なんたって、あの時は、ストローの意識して起こした奇跡ではないのだから。
無意識だったのだ。記憶すらない。
ウッジとストローが口げんかになったのを、メイシアが止めに入った時に、達成の鍵が光った。そして、その光がストローを無意識にさせたのだ。

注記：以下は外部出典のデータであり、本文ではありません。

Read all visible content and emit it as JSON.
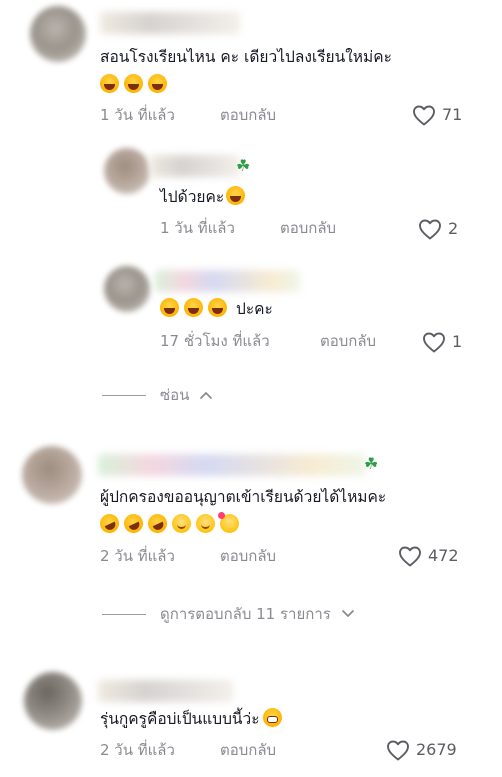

しかしそんな事、誰も、本人すらきちんと覚えてはいない。
「ストロー、とりあえず、パラパラーっとトーラをめくってみたら? この前は、その本が開いて、中から弓と矢が出てきたんだから…… 」
メイシアが、握りこぶしを作って必死に助言をする。
「そ、そうだね、」
ストローが言われとおり、パラパラとトーラをめくってみる。
「………。」
何も起こらない。
本がめくれる乾いた音が、あたりに小さく響くだけだった。
「なんで? なんで、何も起こってくれないの? 」
ストローは焦った。
今、ここにいる全員が、これしか方法はないと思っているのだ。
希望はこれだけだと、期待されているのに、何も起こらない。
「なんで? もしかしたオラが正しい心の持ち主じゃないから? ねぇ、お願いだから、何か出してよ! カマディさんを助けたいんだよ! 」
ストローがたまたま開いていたページに向かって、悲痛に訴えた。
その時。
その開いていたページがふわっと光った。
「ぅわっ! 」
驚いたストローが、トーラを落としそうになった。
ストローの手からバランスを崩したトーラだったが、なんとか落下させることなく手の中にとどまった。
しかし、何かが地面に落ちた。
──コト
軽い、地面との接地音。
地面には柔らかい草が生えていて、音がほとんど鳴らない。
「高サンネーネー、ウトゥシムン。」
森榮がそれを拾い、ストローに渡した。
手のひらにすっぽりと入る大きさのものだ。
細長い形状をしている。
「あ、ありがと。」
ストローが握った手のひらを開いた。
「ストロー見せて。」
メイシアを初め、その場にいた面々が、ストローの手のひらを覗き込んだ。
「……? 」
「なんだ、コレ。」
覗き込んだ面々が首をひねった。